To assess which bacteria were preferentially growing on air-dried, lyophilized, and fresh bagasse, pairwise comparisons, with the feces fermentations as controls, using the ANCOMBC package (Figure 8 and Figure S1) were performed. Thus, it was found that eight genera were differentially abundant after the bagasse fermentations, with Butyrivibrio from the Lachnospiraceae family being the genus that presented the greatest increase in abundance in comparison with feces fermentations (Figure S1 and Table S1). The other bacterial groups found at higher abundance in bagasse fermentations were Eubacterium eligens group, Ruminococcus torques group, Fusicatenibacter, Dorea from Lachnospiraceae; Romboutsia from Peptostreptococcaceae; Butyricicoccus from Butyricicoccaceae, and Phascolarctobacterium from Acidaminococcaceae (Figure S1 and Table S1). Both dehydration techniques, air-dried and freeze-dried, favor the growth of Allisonella and Dialister belonging to the Veillonellaceae family as well as the pathobiont Cloacibacillus from Synergistaceae. Additionally, Lachnospira and Clostridium sensu stricto 1 were more abundant after air-dried and fresh bagasse fermentations. Likewise, Holdemanella presented higher abundance after air-dried bagasse fermentation. Three Enterobacteriaceae genera and Defluviitaleaceae UCG-011 presented more abundance after fresh bagasse fermentation. In order to investigate the effect on the microbiota composition of the dehydration treatment, ANCOMBC analysis was applied for pairwise comparisons between fresh bagasse, bagasse_HAD, and bagasse_LYO (Figure 8B and Figure S2, Table S2). Both heat-treated and freeze-dried bagasse fermentations resulted in a microbiota with an increased abundance of Allisonella (bagasse_HAD, q = 0.0002; bagasse_LYO, q = 4.1547 × 10−15), Ruminococcus (bagasse_HAD, q = 0.0116; bagasse_LYO, q = 0.0201), and Erysipelotrichaceae UCG-003 (bagasse_HAD, q = 0.0002; bagasse_LYO, q = 0.2636) genera than that of the fresh bagasse. Moreover, heat treatment of the bagasse gave rise to an increase in the abundance of several SCFA-producer genera such as Eubacterium (p = 0.0495, q = 0.1424), Coprococcus (p = 0.0014, q = 0.0118), Ruminococcus (p = 0.0194, q = 0.0835), Agathobacter (p = 0.0004, q = 0.005) or Subdoligranulum (p = 0.0135, q = 0.0619) after the colonic fermentation.
4. Discussion
4.1. Effect of Processing on Antiradical Capacity and Phenol Content
The polyphenol composition of almond (Prunus dulcis) is significantly affected by the harvest time, environmental factors, agriculture practices, ripening, and variety [25]. As presented above, catechin was also the most abundant polyphenol found in almond kernels by previous studies [26,27,28]. However, data found in the literature referring to polyphenol contents in almond kernel were variable, probably due not only to agronomic conditions, maturity stage, and variety, but also to the extraction solvent and methodology [25]. In almond bagasse, water extraction from the kernel could solubilize polyphenolic components to varying degrees depending on their hydrophilicity. For a more accurate investigation, the compounds present in fresh and/or processed bagasse should be identified by NMR spectroscopy and be compared to those found in the integral product. Furthermore, EPR methodology could be used to determine both oxidative stress and antioxidant capacity. These are the main limitations of this study.
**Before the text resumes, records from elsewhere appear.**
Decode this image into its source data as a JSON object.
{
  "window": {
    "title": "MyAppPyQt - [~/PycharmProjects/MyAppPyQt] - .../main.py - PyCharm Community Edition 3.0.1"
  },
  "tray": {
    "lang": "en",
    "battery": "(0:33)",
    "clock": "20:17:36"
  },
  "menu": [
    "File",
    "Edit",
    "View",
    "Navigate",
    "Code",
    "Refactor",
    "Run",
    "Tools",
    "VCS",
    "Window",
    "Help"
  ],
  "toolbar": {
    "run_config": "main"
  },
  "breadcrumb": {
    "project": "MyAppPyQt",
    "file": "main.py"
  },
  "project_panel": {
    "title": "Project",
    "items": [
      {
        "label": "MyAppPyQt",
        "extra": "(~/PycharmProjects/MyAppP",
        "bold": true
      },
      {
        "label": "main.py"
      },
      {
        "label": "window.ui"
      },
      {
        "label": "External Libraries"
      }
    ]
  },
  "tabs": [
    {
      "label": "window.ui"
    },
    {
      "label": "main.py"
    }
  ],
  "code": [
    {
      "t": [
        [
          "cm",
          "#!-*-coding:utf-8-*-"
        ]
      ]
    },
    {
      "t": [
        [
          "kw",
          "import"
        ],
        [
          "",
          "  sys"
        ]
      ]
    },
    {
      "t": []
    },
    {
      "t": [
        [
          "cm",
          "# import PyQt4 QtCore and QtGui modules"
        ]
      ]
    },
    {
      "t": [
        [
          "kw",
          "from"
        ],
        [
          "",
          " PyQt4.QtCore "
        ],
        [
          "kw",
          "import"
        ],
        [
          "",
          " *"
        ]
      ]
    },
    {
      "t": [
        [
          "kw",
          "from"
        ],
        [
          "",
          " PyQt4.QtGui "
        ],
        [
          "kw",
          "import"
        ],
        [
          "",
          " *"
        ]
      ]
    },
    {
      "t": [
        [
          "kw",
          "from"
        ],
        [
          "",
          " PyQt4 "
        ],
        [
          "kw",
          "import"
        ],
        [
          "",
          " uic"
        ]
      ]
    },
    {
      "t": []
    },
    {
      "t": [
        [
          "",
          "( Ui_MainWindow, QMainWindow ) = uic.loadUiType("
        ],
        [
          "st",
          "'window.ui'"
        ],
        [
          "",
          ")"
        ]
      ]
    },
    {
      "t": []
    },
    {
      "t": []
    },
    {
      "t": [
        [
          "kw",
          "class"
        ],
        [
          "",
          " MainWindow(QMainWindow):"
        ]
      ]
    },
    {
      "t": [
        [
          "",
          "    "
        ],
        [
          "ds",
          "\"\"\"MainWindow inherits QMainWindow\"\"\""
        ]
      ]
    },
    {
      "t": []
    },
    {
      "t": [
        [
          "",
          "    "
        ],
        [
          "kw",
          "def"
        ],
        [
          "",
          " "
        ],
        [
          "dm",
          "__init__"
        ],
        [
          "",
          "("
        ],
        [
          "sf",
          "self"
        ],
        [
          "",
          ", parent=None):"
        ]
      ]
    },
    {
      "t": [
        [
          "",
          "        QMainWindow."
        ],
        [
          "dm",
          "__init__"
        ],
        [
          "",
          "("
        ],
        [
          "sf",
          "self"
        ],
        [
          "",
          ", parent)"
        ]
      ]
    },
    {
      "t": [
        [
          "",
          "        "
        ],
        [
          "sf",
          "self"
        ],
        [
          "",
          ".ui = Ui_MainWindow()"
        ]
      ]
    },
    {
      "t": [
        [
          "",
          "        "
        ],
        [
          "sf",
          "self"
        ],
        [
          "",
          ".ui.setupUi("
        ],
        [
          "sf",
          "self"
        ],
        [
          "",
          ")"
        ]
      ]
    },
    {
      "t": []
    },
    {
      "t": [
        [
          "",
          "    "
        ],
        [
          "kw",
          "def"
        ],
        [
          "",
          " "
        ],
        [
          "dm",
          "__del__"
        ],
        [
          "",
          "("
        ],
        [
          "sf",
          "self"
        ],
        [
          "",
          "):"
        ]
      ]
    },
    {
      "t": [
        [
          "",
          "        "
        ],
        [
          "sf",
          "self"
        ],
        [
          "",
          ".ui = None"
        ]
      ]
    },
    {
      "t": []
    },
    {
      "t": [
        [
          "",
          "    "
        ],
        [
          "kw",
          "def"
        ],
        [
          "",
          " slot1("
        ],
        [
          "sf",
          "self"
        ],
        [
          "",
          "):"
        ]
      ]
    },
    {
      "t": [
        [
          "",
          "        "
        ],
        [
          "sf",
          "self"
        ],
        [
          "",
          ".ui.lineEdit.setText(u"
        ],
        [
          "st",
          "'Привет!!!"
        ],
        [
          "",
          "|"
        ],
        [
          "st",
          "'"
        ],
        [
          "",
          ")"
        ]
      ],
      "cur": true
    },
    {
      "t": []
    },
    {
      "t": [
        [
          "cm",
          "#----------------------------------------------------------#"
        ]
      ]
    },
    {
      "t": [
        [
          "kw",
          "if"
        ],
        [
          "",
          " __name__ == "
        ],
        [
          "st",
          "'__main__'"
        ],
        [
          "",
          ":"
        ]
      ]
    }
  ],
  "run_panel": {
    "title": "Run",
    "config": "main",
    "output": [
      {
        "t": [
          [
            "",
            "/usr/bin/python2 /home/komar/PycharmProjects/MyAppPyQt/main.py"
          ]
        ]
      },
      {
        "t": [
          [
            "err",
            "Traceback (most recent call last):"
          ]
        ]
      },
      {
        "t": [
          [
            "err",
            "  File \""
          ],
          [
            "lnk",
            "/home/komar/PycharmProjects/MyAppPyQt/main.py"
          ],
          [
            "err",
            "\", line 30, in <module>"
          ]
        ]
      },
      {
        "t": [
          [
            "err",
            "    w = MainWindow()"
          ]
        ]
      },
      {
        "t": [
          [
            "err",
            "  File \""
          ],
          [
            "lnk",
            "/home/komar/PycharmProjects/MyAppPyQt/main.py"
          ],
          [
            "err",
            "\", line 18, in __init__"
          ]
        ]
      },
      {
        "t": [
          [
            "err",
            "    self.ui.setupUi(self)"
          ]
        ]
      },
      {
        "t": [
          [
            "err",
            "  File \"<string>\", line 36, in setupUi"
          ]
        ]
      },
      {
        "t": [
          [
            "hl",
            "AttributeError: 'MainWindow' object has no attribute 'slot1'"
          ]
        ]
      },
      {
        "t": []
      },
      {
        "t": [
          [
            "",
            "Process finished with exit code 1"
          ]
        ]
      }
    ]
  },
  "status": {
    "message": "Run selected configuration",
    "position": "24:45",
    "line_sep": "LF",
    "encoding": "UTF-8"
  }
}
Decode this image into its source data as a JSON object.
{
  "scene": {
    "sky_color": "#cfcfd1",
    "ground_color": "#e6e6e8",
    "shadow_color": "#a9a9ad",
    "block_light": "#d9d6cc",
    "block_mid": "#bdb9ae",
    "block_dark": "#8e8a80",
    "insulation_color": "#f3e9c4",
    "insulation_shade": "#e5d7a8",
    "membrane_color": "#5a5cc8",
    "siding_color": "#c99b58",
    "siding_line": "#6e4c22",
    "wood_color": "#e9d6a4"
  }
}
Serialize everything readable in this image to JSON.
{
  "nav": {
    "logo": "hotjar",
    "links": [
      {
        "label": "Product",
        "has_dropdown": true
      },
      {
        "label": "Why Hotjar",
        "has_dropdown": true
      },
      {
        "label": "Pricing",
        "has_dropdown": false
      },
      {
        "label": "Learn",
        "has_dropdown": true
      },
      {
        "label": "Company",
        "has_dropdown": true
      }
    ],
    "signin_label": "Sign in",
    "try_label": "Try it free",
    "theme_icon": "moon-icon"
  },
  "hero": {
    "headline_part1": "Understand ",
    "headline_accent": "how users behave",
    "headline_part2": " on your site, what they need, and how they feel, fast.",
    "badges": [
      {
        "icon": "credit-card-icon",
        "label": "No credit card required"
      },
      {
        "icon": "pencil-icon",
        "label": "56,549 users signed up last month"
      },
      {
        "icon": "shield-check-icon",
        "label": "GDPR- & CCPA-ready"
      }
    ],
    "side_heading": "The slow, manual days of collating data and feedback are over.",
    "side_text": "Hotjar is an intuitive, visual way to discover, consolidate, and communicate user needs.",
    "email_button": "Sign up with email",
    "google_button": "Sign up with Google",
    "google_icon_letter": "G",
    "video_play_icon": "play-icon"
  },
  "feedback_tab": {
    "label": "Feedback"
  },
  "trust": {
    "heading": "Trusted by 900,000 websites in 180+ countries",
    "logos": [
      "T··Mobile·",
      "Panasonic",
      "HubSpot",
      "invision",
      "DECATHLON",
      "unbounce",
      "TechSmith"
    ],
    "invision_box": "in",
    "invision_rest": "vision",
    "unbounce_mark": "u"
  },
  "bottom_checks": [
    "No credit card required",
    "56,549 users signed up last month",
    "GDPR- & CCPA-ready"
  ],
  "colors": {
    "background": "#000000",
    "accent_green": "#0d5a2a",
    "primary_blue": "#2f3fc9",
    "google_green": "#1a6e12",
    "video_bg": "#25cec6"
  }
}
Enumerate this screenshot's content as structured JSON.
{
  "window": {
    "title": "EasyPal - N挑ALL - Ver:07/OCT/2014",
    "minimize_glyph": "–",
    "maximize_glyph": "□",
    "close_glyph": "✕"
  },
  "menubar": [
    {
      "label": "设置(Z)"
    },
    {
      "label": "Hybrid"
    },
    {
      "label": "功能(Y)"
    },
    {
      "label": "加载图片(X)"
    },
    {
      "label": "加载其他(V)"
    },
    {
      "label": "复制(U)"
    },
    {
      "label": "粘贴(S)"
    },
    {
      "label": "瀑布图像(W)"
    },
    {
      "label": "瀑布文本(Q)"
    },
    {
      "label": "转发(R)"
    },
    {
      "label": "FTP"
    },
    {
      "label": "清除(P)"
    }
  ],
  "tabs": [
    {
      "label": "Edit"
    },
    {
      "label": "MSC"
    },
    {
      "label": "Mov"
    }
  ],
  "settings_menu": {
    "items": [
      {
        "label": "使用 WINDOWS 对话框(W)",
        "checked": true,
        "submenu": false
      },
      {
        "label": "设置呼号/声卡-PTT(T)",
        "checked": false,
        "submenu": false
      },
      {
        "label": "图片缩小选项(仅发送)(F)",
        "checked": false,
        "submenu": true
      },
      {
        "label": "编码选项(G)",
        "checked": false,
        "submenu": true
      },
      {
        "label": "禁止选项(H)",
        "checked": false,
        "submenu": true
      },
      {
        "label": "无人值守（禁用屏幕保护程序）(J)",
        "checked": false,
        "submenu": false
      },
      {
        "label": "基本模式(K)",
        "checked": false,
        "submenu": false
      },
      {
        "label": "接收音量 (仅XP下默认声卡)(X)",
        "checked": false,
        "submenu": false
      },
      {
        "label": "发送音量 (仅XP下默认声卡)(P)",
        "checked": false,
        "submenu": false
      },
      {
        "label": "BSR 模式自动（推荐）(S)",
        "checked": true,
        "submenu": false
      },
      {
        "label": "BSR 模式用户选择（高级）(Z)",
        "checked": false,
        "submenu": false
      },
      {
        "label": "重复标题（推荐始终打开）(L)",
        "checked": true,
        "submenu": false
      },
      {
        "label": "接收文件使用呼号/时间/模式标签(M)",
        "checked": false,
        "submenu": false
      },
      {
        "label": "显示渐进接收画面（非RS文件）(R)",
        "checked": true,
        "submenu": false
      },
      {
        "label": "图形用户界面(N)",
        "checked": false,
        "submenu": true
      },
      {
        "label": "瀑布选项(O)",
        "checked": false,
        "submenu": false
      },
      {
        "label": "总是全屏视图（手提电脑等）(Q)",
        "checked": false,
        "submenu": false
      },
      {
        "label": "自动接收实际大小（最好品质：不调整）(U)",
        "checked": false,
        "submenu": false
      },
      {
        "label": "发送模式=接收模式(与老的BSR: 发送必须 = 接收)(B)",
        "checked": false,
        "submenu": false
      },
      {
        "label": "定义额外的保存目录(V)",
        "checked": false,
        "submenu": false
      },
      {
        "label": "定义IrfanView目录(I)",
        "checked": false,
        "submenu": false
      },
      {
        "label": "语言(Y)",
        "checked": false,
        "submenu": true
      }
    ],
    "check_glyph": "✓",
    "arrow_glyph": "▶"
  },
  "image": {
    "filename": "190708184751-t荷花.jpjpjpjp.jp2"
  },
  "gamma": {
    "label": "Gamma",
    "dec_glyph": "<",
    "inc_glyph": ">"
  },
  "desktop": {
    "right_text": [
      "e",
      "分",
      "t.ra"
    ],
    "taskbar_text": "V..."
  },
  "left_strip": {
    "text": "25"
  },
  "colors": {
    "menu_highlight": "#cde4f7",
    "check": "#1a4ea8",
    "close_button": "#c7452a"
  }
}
The bagasse had a high humidity and water activity, and needed to be stabilized to prevent degradation and prolong shelf-life so that it could be recovered and reused. Hot air drying at two temperatures and lyophilization were carried out. In both dehydration treatments, the reduction in polyphenolic compounds could be due to the chemical and enzymatic reactions induced in the product by the temperature, or be facilitated by structural changes and interactions that occurred in the samples. The main structural changes induced by dehydration treatments were cellular turgor loss, alteration of the middle lamella, altered cell wall strength, changes in the volume fractions of gas and liquid, as well as changes in the size and shape of the samples [29]. They all could facilitate the interaction between enzymes and the wide variety of bioactive components, such as polyphenols and other macromolecules acting as affective activators of oxidation reactions and located in the different cell structures. For example, George et al. [30] showed that low concentrations of the free fatty acids such as oleic acid, linoleic acid, and arachidonic acid were effective activators of epicatechin oxidation in vitro, suggesting that these endogenous free fatty acids may play a role in the polyphenol oxidase-mediated browning of avocado fruit in vivo. In lyophilization, the freezing and sublimation of water degraded cellular structure and promoted the formation of a porous structure. However, the absence of high temperatures and oxygen could reduce degradation. In hot air-drying treatments, structural damage and oxygen presence at a high temperature resulted in a higher degradation. Nevertheless, the difference between 60 and 70 °C could be decisive in the inactivation of enzymes involved in some of the degradation reactions. Regarding the interaction with other molecules, dehydration has been shown to increase polyphenolic compounds, despite some degradation, because it may improve extraction and lead to a greater release of these compounds [10]. In almond bagasse, the macronutrient composition, consisting mainly of fiber and fat, could interact with the polyphenols and prevent their release after processing.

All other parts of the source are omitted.